La Galleria dell’Accademia e Firemze. Qual è il rapporto del museo con il suo territorio?

Lo scopo era restituire la Galleria al pubblico e ai fiorentini, soprattutto i fiorentini che non visitavano più il museo da decenni, magari dai tempi della scuola. E questo è bello, questo volevo: perché un museo ha bisogno di essere radicato nella propria città; perché la Galleria dell’Accademia è il più fiorentino di tutti i musei di Firenze; perché il museo è lì per loro, non per il turista che viene e poi va; perché se un museo non è amato e visitato dai propri cittadini, diventa un luogo perso, un luogo che si sciupa. Nel 2017 abbiamo creato l’associazione “Amici della Galleria dell’Accademia di Firenze”, per radicare ancora di più i cittadini al museo. Tutti hanno bisogno di amici, anche un museo famosissimo come questo, anche il David, perché purtroppo si considera sempre il momento, non il prima, non il dopo, e queste opere hanno bisogno di essere conservate. Il mio compito è custodire al meglio questo patrimonio artistico, devo pensare ai restauri, arricchire le collezioni, fare ricerca, studi scientifici su tutte le opere, anche attraverso mostre e pubblicazioni, e il mio sogno, è di riuscire a portare questi studi sul sito della Galleria.

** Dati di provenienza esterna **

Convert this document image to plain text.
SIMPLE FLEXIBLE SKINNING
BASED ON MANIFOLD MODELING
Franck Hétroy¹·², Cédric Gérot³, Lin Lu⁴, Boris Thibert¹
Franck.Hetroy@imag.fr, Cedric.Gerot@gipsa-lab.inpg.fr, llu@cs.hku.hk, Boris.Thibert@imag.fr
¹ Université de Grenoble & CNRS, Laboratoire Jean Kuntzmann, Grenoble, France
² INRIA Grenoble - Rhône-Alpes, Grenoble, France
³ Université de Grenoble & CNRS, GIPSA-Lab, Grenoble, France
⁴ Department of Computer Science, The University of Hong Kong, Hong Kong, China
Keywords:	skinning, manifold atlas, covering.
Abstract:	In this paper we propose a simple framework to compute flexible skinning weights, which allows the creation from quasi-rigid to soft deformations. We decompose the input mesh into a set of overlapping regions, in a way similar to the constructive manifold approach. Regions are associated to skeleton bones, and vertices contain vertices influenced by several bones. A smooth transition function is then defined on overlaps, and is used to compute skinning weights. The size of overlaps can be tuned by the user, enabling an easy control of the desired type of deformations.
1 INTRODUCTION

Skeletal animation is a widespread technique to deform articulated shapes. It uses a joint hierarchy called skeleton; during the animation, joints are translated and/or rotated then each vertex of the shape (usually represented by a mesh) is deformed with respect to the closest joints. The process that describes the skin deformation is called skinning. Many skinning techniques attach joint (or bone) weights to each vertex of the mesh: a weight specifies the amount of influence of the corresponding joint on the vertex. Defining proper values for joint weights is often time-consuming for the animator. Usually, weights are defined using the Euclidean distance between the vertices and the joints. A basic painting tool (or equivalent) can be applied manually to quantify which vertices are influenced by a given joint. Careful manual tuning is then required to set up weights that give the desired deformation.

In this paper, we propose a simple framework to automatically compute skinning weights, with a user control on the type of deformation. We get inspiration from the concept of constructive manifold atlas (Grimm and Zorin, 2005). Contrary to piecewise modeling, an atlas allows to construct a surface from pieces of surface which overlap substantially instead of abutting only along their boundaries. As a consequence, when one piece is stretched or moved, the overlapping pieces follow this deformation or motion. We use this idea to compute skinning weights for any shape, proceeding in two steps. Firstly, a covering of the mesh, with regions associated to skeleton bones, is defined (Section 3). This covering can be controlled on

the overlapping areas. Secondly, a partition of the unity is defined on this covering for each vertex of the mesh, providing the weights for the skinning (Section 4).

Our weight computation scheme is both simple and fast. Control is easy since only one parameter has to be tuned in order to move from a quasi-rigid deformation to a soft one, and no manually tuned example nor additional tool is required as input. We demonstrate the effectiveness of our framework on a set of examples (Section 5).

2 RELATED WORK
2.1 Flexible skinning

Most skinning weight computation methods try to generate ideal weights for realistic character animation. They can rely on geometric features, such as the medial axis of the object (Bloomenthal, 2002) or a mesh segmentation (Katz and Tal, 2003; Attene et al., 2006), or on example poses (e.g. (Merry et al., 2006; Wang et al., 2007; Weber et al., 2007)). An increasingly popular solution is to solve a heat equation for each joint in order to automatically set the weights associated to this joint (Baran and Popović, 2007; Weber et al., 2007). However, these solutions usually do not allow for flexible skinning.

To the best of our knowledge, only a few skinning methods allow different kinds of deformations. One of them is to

Sono diverse le pubblicazioni fatte in questi anni: a parte un catalogo per ogni mostra, sono usciti libri per bambini e testi scientifici per esperti, di cui il terzo volume dei tre previsti sul Tardogotico, di dipinti dal XIII al XIV secolo. Tanti fuochi d’artificio per connettere la città al suo museo. Anche i festeggiamenti per i 140 anni dall’inaugurazione del David alla Galleria dell’Accademia, sono nati per la voglia di far conoscere a tutti i fiorentini la storia di questa incredibile opera, il suo valore anche etico e morale, le ragioni e la complessità del suo trasferimento, i nove anni che occorsero per la costruzione della Tribuna, la vicenda di Pietro Torrigiano che per rivalità ruppe il naso al giovane Michelangelo, e molto altro ancora, con un programma di concerti, conferenze e incontri, per dare radici a questo museo, di nuovo, in questa città.